For decades, open-heart surgery was the gold standard for replacing a failing aortic valve, and concerns about long-term durability kept transcatheter aortic valve replacement (TAVR) reserved largely for older, higher-risk patients. As TAVR technology matured and indications expanded to younger, lower-risk populations, the critical unanswered question became: how long do these minimally invasive valves actually last?

This ad hoc analysis from the PARTNER 3 randomized clinical trial provides the most robust long-term answer to date. Between 2016 and 2017, 1,000 low-risk patients with symptomatic severe aortic stenosis were randomized at 71 centers across the US and Canada to receive either balloon-expandable TAVR using the SAPIEN 3 valve or conventional surgical aortic valve replacement. The analysis tracked valve-specific outcomes through March 2025, with echocardiographic data available in 80% of surviving enrolled patients at the 7-year mark.

The headline result is striking in its equivalence. Cumulative incidence of structural valve deterioration-related dysfunction was 7.3% for TAVR versus 7.6% for surgery. All-cause bioprosthetic valve failure stood at 6.9% versus 7.5%, and reintervention rates were 6.0% versus 5.5% — none of these differences approaching statistical significance. Roughly three-quarters of patients in both groups remained alive and free of valve failure at seven years.

One meaningful difference emerged: TAVR valves experienced higher rates of stage 2 or 3 valve thrombosis (5.2% vs 0.9%), though most events clustered within the first three years and rarely progressed to clinical valve failure — suggesting this is a manageable rather than catastrophic risk.
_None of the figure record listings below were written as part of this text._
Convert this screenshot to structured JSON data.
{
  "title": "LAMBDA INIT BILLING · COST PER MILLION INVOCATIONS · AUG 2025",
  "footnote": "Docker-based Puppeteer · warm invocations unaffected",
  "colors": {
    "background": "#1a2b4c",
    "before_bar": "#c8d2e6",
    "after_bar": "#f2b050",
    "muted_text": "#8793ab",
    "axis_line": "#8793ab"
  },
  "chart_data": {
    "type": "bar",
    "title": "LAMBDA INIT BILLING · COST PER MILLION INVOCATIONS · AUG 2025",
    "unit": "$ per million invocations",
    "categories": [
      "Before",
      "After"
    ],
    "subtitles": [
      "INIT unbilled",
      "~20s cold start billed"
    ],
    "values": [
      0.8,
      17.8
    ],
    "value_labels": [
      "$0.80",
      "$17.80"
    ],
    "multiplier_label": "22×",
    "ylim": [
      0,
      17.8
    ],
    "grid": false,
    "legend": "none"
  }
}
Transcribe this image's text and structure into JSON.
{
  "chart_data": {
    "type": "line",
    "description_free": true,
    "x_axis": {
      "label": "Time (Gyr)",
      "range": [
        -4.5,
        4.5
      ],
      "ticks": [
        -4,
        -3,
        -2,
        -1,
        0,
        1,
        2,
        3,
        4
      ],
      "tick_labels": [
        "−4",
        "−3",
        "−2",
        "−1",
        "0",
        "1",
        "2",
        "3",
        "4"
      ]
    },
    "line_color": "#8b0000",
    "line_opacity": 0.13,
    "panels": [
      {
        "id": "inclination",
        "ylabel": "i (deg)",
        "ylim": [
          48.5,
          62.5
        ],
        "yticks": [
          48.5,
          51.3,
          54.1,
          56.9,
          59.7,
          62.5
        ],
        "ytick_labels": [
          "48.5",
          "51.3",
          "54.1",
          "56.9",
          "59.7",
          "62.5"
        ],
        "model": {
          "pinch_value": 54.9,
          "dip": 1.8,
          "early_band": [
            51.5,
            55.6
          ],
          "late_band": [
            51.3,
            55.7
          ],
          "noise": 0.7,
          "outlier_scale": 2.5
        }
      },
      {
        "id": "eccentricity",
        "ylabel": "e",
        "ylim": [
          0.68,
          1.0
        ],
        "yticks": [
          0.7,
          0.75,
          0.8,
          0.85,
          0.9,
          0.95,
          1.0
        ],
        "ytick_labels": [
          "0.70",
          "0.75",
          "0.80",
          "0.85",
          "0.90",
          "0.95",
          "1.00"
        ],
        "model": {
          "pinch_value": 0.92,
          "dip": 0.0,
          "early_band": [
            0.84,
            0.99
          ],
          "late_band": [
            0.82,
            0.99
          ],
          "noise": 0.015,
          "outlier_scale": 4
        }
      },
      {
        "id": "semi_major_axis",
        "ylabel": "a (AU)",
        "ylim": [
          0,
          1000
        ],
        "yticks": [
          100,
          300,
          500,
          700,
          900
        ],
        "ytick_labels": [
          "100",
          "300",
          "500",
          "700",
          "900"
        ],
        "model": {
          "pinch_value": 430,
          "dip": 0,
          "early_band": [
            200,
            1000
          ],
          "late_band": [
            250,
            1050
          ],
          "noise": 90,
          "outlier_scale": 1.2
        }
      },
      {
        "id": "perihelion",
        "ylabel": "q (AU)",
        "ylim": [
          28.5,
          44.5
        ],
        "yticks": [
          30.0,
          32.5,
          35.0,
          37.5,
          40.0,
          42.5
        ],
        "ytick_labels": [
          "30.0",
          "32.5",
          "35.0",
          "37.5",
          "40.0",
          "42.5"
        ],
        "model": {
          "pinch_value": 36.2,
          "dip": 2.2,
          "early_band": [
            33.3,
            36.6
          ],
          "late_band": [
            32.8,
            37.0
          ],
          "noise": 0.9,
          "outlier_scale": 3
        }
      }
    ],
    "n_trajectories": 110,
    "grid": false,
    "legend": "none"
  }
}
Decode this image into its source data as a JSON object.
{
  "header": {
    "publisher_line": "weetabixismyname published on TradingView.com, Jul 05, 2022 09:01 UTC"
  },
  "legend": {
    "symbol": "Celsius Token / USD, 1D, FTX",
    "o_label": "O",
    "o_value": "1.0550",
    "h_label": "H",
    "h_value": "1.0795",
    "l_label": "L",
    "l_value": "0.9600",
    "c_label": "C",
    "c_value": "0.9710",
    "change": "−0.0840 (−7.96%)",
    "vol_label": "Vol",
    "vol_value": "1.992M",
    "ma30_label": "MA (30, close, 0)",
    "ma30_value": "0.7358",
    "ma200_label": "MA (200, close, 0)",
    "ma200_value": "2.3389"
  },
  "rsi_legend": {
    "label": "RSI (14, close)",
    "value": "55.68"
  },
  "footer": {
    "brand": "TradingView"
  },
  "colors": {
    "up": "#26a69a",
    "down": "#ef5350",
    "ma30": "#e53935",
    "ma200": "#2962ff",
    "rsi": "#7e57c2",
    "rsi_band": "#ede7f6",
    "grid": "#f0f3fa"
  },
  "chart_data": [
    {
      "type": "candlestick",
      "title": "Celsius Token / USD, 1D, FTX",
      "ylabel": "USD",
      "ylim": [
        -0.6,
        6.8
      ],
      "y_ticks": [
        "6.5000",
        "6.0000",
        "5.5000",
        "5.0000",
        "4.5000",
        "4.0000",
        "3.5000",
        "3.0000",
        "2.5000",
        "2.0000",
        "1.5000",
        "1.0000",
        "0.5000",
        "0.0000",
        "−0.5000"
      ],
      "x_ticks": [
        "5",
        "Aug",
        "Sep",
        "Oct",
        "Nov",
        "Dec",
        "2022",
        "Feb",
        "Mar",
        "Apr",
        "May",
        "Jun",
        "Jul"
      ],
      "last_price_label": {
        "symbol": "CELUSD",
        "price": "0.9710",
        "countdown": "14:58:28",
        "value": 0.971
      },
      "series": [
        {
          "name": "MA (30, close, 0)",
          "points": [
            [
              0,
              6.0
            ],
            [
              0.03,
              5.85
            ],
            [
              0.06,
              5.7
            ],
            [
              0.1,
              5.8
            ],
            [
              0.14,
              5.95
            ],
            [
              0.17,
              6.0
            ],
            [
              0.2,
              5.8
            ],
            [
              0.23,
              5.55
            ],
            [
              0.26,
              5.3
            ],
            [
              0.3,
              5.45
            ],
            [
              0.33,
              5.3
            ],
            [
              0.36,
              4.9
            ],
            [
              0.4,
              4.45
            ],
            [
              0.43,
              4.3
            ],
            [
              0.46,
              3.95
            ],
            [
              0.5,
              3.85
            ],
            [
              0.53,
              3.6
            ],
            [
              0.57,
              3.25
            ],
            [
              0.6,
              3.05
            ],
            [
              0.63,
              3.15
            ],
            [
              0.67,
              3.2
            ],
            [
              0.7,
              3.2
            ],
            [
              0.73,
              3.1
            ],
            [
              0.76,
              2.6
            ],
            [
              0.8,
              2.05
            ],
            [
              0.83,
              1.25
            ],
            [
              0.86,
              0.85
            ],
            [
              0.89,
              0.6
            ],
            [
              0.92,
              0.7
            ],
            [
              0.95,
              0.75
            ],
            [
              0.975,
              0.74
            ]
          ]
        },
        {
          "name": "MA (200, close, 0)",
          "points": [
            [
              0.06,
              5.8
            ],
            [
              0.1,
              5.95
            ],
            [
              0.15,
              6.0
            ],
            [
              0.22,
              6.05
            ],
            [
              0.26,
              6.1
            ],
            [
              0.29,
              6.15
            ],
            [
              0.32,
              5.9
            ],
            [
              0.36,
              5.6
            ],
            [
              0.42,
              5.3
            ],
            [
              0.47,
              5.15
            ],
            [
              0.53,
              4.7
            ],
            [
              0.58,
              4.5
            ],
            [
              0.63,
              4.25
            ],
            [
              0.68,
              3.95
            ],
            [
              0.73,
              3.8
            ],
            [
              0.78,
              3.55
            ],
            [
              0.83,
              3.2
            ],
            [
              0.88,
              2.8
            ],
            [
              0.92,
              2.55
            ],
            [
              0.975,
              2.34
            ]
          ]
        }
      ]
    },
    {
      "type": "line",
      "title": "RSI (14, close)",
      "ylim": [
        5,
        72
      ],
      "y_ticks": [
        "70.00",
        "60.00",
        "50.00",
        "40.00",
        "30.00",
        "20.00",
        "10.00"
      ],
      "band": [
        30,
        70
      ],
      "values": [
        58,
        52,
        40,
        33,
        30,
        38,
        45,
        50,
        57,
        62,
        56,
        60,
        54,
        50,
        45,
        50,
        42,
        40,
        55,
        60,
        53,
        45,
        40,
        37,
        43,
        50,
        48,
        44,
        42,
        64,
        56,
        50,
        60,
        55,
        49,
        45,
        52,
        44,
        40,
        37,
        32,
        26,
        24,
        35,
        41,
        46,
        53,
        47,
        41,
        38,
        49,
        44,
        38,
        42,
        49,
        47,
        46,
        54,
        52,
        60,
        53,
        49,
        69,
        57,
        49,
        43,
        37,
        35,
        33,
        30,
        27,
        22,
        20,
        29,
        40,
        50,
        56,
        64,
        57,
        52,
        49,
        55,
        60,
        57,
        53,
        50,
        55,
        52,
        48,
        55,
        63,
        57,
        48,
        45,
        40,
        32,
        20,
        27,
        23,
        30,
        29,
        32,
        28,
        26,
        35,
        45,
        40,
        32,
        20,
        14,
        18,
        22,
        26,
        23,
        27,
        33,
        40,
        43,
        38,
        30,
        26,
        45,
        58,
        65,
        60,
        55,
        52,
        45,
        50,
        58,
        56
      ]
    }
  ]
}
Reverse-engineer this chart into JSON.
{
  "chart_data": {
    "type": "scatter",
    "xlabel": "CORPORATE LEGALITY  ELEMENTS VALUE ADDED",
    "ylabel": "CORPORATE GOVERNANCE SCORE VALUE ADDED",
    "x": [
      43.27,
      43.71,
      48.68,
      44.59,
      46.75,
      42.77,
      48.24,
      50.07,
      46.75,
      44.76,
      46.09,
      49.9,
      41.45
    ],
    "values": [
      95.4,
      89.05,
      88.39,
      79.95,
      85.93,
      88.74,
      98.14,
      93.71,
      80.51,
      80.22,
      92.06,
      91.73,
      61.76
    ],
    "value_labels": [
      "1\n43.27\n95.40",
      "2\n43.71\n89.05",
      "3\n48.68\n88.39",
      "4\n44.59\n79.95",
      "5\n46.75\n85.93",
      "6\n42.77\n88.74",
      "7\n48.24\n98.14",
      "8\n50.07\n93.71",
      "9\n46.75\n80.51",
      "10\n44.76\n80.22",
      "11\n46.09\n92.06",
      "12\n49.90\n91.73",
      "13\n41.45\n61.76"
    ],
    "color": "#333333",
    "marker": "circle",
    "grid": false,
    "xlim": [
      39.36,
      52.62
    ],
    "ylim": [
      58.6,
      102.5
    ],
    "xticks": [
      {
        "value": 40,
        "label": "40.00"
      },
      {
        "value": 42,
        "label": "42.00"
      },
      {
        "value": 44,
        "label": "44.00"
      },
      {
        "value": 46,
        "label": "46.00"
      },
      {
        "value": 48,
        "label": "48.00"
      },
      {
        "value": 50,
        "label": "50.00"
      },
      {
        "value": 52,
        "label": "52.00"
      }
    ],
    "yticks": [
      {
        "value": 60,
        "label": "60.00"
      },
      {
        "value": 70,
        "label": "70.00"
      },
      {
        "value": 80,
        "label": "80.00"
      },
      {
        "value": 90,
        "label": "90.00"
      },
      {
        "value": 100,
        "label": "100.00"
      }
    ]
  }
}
These findings carry significant implications for clinical decision-making. Clinicians counseling patients in their 60s or early 70s can now cite robust randomized data showing comparable 7-year valve performance. Caveats include the abstract-only basis for this summary, the ad hoc nature of the analysis, and the fact that 10- and 15-year data remain unavailable.

Principales conclusions

  • Structural valve deterioration rates were nearly identical at 7 years: 7.3% TAVR vs 7.6% surgery.
  • Overall bioprosthetic valve failure was similar: 6.9% TAVR vs 7.5% surgery with no significant difference.
  • TAVR showed 5x higher valve thrombosis rate (5.2% vs 0.9%), but most cases didn't progress to failure.
  • Reintervention rates were low and equivalent: 6.0% TAVR vs 5.5% surgery at 7 years.
  • About 74% of patients in both groups were alive and free of valve failure at 7-year follow-up.

Méthodologie

Randomized controlled trial (PARTNER 3) enrolling 1,000 low-risk aortic stenosis patients across 71 US and Canadian centers from 2016–2017, followed through March 2025. This is an ad hoc analysis examining valve durability endpoints including structural valve deterioration, bioprosthetic valve failure, thrombosis, endocarditis, and reintervention using cumulative incidence with death as a competing risk. Echocardiographic follow-up was available in 80% of surviving enrolled patients at 7 years.

Limites de l'étude

This summary is based on the abstract only, as the full paper is not open access; granular data, subgroup analyses, and methodological details may modify interpretation. The analysis is ad hoc rather than a pre-specified primary endpoint, which limits inferential strength. Seven years remains insufficient to capture the full durability lifespan of valves implanted in younger patients who may live 20 or more years post-procedure.